Marka hakkını sona erdirebilecek bir diğer husus da “marka tescilinin iptalidir”. Söz konusu iptal marka sahibinin “geri çekme” talebiyle olabileceği gibi, 3. şahıslar tarafından marka tesciline karşı, kanunen belirtilen süreler içerisinde “iptal davası” başlatması ile de olabilmektedir. İptal davaları haksız rekabet, kötü niyet, vs. çeşitli sebepler öne sürülerek açılabilmektedir. Bununla birlikte en yaygın olarak başlatılan iptal işlemlerinden birisi “kullanılmamaya dayalı” iptal davasıdır.

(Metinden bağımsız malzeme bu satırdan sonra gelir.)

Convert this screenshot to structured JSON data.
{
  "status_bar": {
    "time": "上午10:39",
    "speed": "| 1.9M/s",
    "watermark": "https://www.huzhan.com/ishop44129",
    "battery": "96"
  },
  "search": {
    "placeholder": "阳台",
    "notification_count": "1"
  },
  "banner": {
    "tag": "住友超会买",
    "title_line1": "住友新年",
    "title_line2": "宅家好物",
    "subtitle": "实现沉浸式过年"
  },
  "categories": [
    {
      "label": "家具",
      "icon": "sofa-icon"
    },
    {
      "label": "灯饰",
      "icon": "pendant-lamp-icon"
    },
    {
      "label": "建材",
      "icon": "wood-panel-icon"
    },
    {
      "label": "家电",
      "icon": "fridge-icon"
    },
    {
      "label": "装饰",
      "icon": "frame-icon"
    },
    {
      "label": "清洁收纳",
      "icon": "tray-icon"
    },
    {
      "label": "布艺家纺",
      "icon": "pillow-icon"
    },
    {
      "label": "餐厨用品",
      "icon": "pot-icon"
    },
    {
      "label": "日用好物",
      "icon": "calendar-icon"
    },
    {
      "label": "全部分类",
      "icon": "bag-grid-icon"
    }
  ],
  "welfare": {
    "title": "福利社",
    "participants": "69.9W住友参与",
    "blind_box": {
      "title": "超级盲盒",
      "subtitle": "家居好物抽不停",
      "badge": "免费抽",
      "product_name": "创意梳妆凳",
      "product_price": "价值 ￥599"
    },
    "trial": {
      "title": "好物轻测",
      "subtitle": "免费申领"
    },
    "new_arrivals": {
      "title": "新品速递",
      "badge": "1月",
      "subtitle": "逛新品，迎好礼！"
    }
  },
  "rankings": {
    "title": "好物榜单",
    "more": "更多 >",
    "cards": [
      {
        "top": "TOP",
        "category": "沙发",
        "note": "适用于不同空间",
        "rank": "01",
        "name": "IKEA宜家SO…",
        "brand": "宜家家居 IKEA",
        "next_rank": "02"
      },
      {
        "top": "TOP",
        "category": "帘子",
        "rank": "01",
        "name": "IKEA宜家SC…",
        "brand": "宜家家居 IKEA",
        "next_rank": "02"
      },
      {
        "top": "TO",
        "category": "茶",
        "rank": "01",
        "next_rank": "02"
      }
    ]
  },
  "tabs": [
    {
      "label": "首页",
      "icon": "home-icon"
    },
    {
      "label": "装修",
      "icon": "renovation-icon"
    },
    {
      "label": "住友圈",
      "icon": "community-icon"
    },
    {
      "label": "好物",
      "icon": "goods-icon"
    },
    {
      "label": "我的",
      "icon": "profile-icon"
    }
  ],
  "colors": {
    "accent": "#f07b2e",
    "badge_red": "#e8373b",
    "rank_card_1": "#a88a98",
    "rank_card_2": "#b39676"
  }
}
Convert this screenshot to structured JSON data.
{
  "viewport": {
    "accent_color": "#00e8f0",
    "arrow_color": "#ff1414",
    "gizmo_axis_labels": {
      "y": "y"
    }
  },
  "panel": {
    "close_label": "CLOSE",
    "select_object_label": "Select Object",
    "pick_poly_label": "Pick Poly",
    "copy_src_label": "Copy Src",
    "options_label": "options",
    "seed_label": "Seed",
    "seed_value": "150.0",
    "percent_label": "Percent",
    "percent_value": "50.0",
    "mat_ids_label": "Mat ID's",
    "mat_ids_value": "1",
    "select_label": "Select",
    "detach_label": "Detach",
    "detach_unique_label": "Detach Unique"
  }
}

Tüm dünya genelinde hemen her ülkenin kendine ait kanuni uygulamaları çerçevesinde, bir marka tesciline karşı “kullanılmamaya dayalı iptal davası” açma süreleri farklı olmakla beraber, genel itibariyle bir markaya karşı “3 yıllık” veya “5 yıllık” süreler içerisinde aktif olarak kullanılmadığı öne sürülerek iptal davası açılabilmektedir. Bu tarz davalar ile markanın kullanımı sorgulanmakta, marka sahibi tarafından markanın belirtilen süreler içerisinde aktif olarak kullanıldığının ispat edilememesi durumunda ise, “marka tescili iptal edilmekte” ve “marka hakkı” sona ermektedir.

Aktif marka kullanımına ilişkin olarak dünya genelinde çeşitli ülkelerde farklı prosedürler takip edilmektedir ve hemen her ülkenin kendine özgü usul ve esasları bulunmaktadır. Örneğin ABD’de tescil öncesi ve sonrası kullanım beyanı talep edilirken, Filipinler, Meksika, Kamboçya gibi ülkelerde kanunen belirlenmiş süreler içerisinde kullanım ispatı yapılması talep edilmektedir.

Sonuç olarak; yurtiçinde veya yurtdışında markanın tescil ettirilmesinin etkin koruma için tek başına yeterli olmadığını, kanuni zorunluluğa veya 3. şahısların açabileceği davalara ilişkin olarak tescilli markanın aktif bir şekilde kullanılması gerektiğini unutmamalıyız.